Secondary endpoints are the changes of (1) the diastolic blood pressure (24-hr mean value), (2) the knowledge regarding hypertension (self-development), (3) adherence (MARS-D and Medication Possession Ratio [MPR]) and (4) the cardiovascular 10-year risk (CVR).

 

Between T0 and T3, the following data were recorded: 24-hr blood pressure measurements by means of outpatient blood pressure monitoring (ABPM), blood pressure measurements in the physicians' practice, cholesterol, HbA1c, comorbidities, calculation of the CVR (algorithm of the GP cardiovascular risk calculator arriba, data on medication prescription (MPD) of the GKV [statutory health insurers] and medication plans, patient surveys: perceived participation (SDM-Q-9), adherence (MARS-D), knowledge about the disease (self-development), autonomy preference index (API), trust in the physician (TPS), social support in taking medication, intention-to-treat hypertension index, sociodemographics, known genetic disposition for cardiovascular diseases, information provided by the patients on weight and size as well as on tobacco consumption.

 

In this cRCT, patients with medication-treated hypertension from 36 GP practices were included. The intervention group comprises 17 physicians' practices with 20 physicians. These took part after the baseline survey (T0) in a training session on shared decision making (SDM). The patients of the control group received treatment as usual (N=19 practices).

 

The evaluated SDM physician training of at least 2x3 hours was adapted to the treatment of hypertension. Content: Foundations of hypertension, communication theory and action steps of SDM, role plays with case examples, in which the application of a decision table developed specifically for the study was practised. The training was evaluated and a final learning check took place.

 

Following the training, physicians of the intervention group received patient information of the DEGAM [German College of General Practitioners and Family Physicians] on the themes of high blood pressure, tobacco cessation, healthy eating and active exercise to pass on to the patients.

 

Between June and December 2009, data of 1357 patients with a repeat prescription for antihypertensive drugs were gathered. Of these patients, N=1120 (82.5%) remained in the study due to exceeding the threshold values in the ABDM and/or an existing secondary diagnosis (diabetes mellitus, CHD/heart attack, stroke/TIA, PAOD). The data collection was concluded in September 2011.

 

The data presented in the following refer to the whole sample:

The preference to participate in the medical decision (API) was very low, with a mean value of 13.80 at T0 (SD=18.34) on a scale from 0 (no preference) to 100 (highest preference).
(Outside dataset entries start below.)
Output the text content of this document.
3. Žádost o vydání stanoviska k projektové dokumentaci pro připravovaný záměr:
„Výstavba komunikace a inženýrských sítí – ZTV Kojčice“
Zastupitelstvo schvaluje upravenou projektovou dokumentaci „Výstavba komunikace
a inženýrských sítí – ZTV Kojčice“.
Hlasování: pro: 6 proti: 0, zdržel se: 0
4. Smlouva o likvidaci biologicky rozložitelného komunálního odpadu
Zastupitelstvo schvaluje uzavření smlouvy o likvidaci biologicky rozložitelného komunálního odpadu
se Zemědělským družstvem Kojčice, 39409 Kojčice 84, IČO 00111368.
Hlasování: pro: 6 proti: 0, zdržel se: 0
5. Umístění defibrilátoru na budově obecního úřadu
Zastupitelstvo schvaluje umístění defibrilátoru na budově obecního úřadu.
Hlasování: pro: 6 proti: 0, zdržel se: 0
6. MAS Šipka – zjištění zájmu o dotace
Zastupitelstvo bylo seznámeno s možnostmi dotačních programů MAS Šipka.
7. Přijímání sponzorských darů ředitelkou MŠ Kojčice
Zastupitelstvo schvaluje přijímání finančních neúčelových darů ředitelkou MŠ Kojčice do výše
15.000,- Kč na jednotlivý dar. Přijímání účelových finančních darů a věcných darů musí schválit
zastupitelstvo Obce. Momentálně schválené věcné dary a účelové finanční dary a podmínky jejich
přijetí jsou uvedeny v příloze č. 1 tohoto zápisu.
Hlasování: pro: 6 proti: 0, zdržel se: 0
Nevertheless, following the consultation to discuss the first ABDM, the patients indicated a high participation (SDM-Q-9), with a mean value of 71.8 (SD=19.07) on a scale from 0 (no participation) to 100 (highest participation). The self-assessment of the adherence (MARS-D) at T0 was very high, with a mean value of 93.7 (SD=10.0) on a scale from 0 (no adherence) to 100 (highest adherence). The analysis of the MPD, which is based on the comparison of the data on medication prescription with the medication plans, is not yet concluded. However, differences to the MARS-D are indicated.

 

The mean 24-hr blood pressure values was reduced in the total sample following therapy adjustment owing to the first ABDM by an average of 3.4/2.4 mmHg to 127.9/78.0 mmHg in the ABPM.

 

The mean cardiovascular 10-year risk of the study participants at T0 amounted to 21.56 % (SD = 18.15) and is thus clearly higher than the CVR of an age- and gender-adjusted average population (10.56 %; SD = 5.61).

 

The evaluations of the main analysis are currently ongoing. The results on the intervention effects will be published.